I originally shared this on Reddit, however, I don't believe people fully understood the problem.
To be clear: I understand that there are diminishing returns in 2.0 and that adding more beacons yields a progressively weaker effect. The point is that Adding mixed beacons can actually have net negative effects, but the expectation is that any added beacon should always have a positive effect, even if very marginal.
In the example picture the left setup has 240% crafting speed on the assembler, but it is slightly below the required output to achieve a compressed belt with an even number of units.
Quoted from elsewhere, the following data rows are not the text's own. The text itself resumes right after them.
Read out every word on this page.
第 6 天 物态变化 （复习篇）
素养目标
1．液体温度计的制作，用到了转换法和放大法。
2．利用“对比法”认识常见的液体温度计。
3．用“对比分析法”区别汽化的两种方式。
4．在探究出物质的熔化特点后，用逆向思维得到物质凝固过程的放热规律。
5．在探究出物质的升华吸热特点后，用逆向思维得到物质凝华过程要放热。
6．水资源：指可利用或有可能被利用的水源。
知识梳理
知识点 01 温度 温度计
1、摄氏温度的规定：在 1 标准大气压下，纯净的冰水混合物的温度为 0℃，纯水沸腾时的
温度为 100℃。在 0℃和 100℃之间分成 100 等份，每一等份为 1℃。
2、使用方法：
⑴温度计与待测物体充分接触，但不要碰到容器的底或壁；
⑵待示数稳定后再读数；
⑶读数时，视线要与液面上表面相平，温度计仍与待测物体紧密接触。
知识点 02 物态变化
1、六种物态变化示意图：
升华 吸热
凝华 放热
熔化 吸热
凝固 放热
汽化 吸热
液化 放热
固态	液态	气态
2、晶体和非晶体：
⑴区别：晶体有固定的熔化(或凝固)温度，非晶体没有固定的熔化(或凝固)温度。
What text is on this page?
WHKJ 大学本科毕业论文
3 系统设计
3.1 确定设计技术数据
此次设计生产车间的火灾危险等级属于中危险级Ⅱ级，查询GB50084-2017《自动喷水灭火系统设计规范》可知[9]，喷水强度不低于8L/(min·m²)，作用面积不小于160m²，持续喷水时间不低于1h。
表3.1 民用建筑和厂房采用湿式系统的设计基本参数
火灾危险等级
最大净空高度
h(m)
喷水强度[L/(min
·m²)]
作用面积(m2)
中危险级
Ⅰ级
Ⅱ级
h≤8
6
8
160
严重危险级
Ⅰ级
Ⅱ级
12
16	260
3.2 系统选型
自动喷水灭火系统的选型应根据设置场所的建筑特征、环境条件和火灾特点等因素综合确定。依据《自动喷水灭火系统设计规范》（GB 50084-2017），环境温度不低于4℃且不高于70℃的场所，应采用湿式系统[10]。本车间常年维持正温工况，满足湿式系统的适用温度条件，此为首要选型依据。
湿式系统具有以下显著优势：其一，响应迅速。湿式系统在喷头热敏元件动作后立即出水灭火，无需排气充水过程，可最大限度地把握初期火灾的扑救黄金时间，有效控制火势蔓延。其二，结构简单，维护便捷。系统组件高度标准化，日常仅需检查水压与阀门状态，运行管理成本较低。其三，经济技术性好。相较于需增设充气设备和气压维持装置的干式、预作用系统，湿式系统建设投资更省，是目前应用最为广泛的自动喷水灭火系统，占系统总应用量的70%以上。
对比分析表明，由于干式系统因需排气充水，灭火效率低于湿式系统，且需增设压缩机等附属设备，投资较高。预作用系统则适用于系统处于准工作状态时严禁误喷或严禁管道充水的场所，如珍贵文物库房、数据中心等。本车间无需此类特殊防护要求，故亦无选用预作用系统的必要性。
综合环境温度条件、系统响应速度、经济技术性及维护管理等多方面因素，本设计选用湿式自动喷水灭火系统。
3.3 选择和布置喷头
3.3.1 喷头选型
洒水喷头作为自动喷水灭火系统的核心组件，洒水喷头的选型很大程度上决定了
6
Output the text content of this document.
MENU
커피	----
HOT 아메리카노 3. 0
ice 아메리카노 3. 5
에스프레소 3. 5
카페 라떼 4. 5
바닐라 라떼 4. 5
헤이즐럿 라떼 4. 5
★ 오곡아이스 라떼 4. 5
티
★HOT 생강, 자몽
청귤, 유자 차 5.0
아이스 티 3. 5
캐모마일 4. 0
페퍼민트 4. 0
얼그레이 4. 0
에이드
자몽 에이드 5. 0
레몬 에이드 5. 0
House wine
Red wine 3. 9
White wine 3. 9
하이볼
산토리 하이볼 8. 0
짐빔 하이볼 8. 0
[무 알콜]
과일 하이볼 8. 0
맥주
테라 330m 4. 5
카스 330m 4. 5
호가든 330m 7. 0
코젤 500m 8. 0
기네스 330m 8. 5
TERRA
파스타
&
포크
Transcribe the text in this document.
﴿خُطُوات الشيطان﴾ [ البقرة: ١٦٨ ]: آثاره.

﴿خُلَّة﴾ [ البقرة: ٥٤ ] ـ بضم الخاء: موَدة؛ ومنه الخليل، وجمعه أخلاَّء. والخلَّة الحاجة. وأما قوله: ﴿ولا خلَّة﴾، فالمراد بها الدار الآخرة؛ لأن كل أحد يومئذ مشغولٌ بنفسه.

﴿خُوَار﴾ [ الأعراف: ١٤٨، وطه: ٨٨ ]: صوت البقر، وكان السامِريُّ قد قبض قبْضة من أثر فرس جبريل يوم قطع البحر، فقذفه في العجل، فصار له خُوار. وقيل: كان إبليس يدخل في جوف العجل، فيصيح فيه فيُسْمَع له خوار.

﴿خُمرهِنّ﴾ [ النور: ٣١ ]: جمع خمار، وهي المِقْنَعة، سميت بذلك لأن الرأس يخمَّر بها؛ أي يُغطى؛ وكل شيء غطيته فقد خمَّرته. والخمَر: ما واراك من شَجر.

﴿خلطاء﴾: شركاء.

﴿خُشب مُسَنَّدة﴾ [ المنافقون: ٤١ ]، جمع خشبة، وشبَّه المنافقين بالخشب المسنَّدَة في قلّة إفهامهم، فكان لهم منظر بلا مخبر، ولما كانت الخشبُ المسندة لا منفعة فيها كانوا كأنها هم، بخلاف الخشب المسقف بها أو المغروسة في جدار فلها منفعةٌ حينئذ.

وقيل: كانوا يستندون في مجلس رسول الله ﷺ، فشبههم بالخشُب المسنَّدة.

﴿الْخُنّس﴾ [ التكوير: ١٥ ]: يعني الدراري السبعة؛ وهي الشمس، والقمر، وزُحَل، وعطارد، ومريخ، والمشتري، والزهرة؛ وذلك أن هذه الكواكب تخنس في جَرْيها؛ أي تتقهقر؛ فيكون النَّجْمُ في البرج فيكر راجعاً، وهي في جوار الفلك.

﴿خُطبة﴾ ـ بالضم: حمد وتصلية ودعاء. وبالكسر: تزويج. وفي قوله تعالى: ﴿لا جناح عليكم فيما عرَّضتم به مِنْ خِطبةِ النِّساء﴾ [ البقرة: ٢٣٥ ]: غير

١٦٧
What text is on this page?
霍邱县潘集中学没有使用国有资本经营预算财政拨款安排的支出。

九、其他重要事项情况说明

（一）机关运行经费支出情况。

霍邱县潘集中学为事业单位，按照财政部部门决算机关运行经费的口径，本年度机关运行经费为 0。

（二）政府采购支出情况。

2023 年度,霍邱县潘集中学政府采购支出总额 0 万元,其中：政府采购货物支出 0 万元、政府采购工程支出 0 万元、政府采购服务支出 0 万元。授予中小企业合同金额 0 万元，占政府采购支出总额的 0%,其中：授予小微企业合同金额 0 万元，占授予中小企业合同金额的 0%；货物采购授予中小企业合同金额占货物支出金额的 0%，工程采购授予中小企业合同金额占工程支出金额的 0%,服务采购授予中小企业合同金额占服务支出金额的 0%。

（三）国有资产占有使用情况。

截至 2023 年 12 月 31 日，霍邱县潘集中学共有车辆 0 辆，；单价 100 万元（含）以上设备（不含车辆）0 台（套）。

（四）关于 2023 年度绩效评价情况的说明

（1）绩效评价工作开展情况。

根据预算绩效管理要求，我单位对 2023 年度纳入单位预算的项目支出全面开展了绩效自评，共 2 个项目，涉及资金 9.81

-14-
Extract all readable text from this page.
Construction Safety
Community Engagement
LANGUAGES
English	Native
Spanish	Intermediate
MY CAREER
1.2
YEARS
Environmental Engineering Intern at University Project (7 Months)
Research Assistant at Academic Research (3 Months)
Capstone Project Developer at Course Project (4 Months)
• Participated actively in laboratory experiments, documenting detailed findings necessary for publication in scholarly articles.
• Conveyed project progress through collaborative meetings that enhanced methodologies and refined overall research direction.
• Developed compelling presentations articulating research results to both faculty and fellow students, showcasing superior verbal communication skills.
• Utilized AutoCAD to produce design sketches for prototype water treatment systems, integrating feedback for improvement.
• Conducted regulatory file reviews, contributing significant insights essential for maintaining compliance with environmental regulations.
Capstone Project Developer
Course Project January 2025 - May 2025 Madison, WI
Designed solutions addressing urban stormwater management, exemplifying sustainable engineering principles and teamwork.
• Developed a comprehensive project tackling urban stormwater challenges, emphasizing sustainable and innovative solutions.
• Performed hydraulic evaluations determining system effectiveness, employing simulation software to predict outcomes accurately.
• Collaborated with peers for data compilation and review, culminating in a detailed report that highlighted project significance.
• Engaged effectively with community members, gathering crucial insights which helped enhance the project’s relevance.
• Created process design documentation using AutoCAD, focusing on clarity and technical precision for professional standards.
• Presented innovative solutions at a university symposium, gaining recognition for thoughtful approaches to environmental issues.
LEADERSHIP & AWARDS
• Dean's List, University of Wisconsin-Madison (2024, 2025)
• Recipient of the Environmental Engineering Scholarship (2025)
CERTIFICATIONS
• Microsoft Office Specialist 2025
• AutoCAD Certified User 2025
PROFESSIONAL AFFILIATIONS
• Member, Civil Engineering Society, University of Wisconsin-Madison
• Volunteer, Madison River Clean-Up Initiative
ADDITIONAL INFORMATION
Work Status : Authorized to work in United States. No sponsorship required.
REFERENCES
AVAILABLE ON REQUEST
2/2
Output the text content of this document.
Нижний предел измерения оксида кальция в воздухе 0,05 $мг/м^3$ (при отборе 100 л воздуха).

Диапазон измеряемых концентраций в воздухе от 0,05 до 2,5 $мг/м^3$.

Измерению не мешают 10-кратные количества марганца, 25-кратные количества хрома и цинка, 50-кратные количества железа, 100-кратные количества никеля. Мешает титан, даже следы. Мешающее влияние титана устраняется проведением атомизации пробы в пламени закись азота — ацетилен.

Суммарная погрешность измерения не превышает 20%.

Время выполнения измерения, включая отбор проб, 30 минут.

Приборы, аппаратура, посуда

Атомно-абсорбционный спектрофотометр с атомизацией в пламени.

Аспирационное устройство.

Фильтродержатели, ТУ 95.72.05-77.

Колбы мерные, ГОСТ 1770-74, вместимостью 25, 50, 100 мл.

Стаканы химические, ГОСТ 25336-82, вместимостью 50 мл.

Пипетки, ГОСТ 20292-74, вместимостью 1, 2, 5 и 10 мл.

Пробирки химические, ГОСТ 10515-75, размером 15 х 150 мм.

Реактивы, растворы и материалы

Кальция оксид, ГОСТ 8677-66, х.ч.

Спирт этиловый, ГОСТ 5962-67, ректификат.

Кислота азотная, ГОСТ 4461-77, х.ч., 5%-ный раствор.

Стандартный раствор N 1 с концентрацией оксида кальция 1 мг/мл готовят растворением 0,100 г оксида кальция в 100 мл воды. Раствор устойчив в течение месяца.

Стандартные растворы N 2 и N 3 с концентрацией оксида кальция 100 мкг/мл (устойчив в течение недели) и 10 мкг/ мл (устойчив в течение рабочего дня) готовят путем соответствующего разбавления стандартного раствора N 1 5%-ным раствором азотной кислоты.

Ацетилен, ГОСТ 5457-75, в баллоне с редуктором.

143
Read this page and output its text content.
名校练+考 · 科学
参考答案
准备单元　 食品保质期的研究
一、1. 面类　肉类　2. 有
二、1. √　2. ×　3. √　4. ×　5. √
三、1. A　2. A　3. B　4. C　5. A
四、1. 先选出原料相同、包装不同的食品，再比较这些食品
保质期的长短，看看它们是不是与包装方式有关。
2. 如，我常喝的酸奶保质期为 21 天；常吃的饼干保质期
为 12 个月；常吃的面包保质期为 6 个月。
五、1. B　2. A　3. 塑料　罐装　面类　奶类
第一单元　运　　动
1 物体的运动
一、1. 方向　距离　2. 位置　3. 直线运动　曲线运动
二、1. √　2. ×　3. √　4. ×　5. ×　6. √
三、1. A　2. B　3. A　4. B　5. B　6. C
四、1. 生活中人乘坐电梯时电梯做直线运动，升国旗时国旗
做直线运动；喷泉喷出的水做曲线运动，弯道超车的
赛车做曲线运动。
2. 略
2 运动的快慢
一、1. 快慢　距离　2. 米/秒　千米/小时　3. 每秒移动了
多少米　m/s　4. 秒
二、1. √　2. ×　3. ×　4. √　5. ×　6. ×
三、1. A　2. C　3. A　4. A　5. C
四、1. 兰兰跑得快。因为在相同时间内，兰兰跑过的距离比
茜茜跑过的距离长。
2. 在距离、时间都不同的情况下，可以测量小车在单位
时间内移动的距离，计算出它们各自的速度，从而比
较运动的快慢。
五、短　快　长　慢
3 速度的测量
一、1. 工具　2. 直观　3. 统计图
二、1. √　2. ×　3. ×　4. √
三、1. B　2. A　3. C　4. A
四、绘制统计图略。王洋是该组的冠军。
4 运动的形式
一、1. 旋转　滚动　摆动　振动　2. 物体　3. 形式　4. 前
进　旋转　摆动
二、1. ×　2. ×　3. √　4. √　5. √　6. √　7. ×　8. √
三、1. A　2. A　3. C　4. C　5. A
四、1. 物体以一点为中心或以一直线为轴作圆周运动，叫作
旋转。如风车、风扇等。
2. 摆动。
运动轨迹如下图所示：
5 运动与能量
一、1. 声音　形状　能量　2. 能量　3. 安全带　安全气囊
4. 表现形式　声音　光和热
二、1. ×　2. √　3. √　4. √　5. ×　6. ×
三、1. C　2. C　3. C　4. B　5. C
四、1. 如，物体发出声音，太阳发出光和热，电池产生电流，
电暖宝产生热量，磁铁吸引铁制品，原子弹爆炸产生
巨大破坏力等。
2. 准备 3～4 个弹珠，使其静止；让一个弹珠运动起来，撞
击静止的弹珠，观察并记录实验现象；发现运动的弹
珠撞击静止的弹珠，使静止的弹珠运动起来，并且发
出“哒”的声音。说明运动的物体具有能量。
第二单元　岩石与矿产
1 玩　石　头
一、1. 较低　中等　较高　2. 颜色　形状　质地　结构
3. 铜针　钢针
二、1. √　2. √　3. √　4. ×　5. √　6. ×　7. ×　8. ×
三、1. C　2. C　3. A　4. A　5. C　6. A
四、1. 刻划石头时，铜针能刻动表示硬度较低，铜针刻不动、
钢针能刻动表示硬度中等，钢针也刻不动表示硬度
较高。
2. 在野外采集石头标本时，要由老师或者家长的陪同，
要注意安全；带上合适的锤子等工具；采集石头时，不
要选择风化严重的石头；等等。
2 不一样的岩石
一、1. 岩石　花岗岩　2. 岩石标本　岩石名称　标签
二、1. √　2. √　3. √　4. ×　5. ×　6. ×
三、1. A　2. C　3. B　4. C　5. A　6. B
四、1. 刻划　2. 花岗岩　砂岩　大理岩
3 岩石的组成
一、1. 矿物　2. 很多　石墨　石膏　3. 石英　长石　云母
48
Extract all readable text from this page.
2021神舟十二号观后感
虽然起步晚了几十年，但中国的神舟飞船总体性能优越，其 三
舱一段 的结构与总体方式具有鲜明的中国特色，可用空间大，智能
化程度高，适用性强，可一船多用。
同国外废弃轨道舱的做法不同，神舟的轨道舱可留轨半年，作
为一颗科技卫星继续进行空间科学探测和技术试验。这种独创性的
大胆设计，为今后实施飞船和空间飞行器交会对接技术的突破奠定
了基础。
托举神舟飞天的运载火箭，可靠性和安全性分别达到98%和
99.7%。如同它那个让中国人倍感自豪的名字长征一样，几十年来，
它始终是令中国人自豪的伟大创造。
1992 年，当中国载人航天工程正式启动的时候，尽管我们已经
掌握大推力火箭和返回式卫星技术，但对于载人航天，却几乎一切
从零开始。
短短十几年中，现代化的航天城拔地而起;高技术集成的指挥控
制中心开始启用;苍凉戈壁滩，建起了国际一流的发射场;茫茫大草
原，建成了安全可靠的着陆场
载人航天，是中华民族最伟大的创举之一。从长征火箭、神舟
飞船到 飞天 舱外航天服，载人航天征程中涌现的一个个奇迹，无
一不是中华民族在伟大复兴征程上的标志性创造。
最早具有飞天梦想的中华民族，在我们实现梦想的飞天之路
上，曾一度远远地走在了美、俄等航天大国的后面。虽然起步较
When adding another beacon with a speed & efficiency module to 'push it over the threshold', contrary to expectations this actually has a net negative effect as the crafting speed drops to 222% in the right setup when adding a beacon.
I believe the problem here is that diminishing returns are calculated based on the total number of beacons. Adding even an empty beacon increases that number and reduces the total effect. Thus unless all beacons have the tier 3 speed modules you will have a net negative effect. Thus, it is a bad idea to intersperce e.g. beacons with efficiency modules to save power etc., because these hurt the active speed module beacons, and slightly incrementing the output (as it would have been in 1.1) cannot be achieved by adding a beacon.
The gripe is that the effect calculation of diminishing returns should not be based on the number of beacons, but the number of specific modules (type). E.g. adding a beacon with efficiency modules should not hurt the effect of speed modules.
- Empty beacons should not lower the effect of active ones
- Adding a beacon with a lower tier should still have a small positive effect
- Efficiency beacons should not diminish speed beacons, and vice versa
The above would entail that players would never get negative effect when adding beacons, and empty beacons will not have negative effects either. Also mixing speed and efficiency will not be penalized, so efficiency modules/beacons can be added where there is net energy gain.